On unbroken feet I walk, crushed and
alone/ The lies they told me have turned the world grey.
But oh, that you still breathe and
live, / Is a song in this void, that gives me life again.
-
The Old Republic
, Kalas and Fiana as told by Nadia Grell
Love and
similar emotions in video games is essentially the same thing that it is in
movies, music, art, theatre, books, and any and all forms of entertainment; it
is there for the sole purpose of making sure the audience feels something for
the characters. It is the death scene in Romeo and Juliet, it is the cry of
anguish over the fallen friend in the war movie, it is the rock ballad, and it
is ‘and they lived happily ever after’ at the end of the fairy tale; all of the
scenes are there to pull the strings of your emotions.
I recently
watched an anime where two orphan boys are separated by fate, they had lived
their entire lives together and were separated for the first time. Little more
than slaves, one of the boys is handpicked to play the body double to the king
and pays the ultimate price, dying in his brothers’ arms. As his brother died
there you see the character cry out in such anguish it’s a shock to the system,
as he tries to comprehend the magnitude of his pain he repeatedly slams his
head into the ground to make it all go away; it was one of the most emotionally
charged moments I have ever witnessed in an anime and it moved me exactly as it
was supposed to.
They say the difference between
extraordinary and ordinary is the failure to believe that it can be done. Until
recently romance and even emotions in video games, the idea that you could make
characters interesting enough that gamers would want to see them fall in love
or feel sadness when they died, was unheard of. It has only been in the last
decade and a half or so that gamers have signaled that they enjoy the journey.

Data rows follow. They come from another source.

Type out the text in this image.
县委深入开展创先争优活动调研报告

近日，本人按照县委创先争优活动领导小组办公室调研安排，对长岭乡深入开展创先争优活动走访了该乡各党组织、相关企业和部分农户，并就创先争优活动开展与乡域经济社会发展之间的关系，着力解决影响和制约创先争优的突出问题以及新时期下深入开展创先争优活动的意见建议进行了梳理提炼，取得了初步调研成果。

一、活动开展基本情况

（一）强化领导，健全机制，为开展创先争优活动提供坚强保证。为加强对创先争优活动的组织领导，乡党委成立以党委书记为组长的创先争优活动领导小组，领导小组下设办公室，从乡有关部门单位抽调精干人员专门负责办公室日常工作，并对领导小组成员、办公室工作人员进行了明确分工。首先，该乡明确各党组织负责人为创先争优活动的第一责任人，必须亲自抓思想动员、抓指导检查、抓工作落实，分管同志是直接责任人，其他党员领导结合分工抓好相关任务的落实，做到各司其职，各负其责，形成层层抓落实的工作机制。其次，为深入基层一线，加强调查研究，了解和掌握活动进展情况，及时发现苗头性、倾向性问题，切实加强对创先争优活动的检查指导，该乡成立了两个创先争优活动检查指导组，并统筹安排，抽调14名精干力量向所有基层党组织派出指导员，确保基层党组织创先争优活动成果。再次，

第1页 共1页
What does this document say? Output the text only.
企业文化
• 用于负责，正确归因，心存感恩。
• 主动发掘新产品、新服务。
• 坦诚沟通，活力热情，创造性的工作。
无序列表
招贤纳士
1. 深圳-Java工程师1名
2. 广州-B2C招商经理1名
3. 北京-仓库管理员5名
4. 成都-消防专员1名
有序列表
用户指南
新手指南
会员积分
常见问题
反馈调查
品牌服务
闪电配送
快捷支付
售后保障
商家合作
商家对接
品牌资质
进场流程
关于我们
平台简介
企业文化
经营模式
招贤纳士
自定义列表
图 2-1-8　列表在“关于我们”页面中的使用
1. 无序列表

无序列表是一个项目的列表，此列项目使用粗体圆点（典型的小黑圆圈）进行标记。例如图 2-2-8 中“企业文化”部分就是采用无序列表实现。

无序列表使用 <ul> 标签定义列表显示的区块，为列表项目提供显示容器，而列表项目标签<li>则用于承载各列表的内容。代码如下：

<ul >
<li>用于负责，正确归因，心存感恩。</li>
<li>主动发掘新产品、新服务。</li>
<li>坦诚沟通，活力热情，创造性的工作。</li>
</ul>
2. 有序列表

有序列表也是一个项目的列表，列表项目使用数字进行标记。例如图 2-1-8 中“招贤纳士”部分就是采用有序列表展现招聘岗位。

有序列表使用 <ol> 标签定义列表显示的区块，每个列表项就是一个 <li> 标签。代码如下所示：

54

It’s a risk of course, emotion is not a science it’s an art form what brings
emotion to one person might bring an entirely different emotion to another
person; you can never be quite sure how your audience will react to you. With
respect to Shakespeare we don’t do cue cards to tell the audience it’s ok to
laugh or cry.
I remember when I was playing The Old
Republic, and the Sith warrior class. The first companion you get is a smart
mouthed pirate/thief with a heart of gold. When I first started that character
I fully intended to play it like a young Anakin Skywalker, otherwise known as
Darth Vader, but Vette was so interesting. She had grown up as a slave taken
away from her mother and sister and having thought that her childhood friend
had been killed years ago. In a moment my carefully laid plans of galaxy wide
domination were brought to their knees. I found myself thinking what would
Vette want my character to do; sometimes I would have my character do acts of
kindness just to see what she’d say.
There was another moment, in Mass
Effect 2 I had been romancing Miranda on my MaleShep, and I had just gotten
Tali a few missions before, she said something that completing blew my mind,
intimating how she had been carrying a flame for my character. Tali, was one of
the few crew member who didn’t think my working-for-Cerberus MaleShep had meant
that he had gone to the dark side. I appreciated that in a world that had
gotten markedly darker since the death and resurrection of my character, you
were made to hold on to the few people who weren’t all too ready to throw you
under the bus. Even the conversation you have with Ashley/Kaiden on Horizon,
when your Shepherd is angry at how they view you after just two years’ time, evokes
emotion. You can hear the anger and hurt emanating from Shepherd as she says ‘I’ve
had enough of this planet’.
For me very few things evoke emotion
better or quicker than music. Perhaps because I played an instrument for many
years or simply because I enjoy it greatly; music moves me like few things do.
The song that opened up the last Star Trek movie or the music as the Enterprise
rises out of the mist of Titan, the Halo music, the Final Fantasy Crystal
music, the Mass Effect music as Shepherd gets spaced; there are so many great
pieces of music in games.
It’s ironic really, in some ways the
unique ability to evoke emotion is one of video games weak points, often times
it’s this feature that allows politicians and scientists to posit that video
game violence increases a person’s desire to perpetrate real life violence. The
Supreme Court seems to have made it clear that without hard evidence they see
any restriction of video games as censorship, a rather big no-no in the
American Legal system. Still video games present an easy whipping boy, unlikely
to anger the majority of any politicians constitutes.
Video games are in a unique position
to evoke emotion from the player. Because games are themselves activities that
put you in control of the hero, they are closer to you than movies or books;
especially when you can shape how the character looks, talks, and acts; it’s a
heady experience. Often times when people talk about those characters in games
like Mass Effect, TOR, or any number of similar series they say “My Shep” or “I
did” as if the character and the player are one and the same. Emotions and the
passions that derive from them are hard-won, they cannot be so easily produced
but take time, sweat, and tears and yet the finished product is what makes a
great game memorable. In the end the explosions fade, the music ends, and the
game plays out; but our memories and the emotions that they trigger remain long
after the last note is sung; they are the song in the void.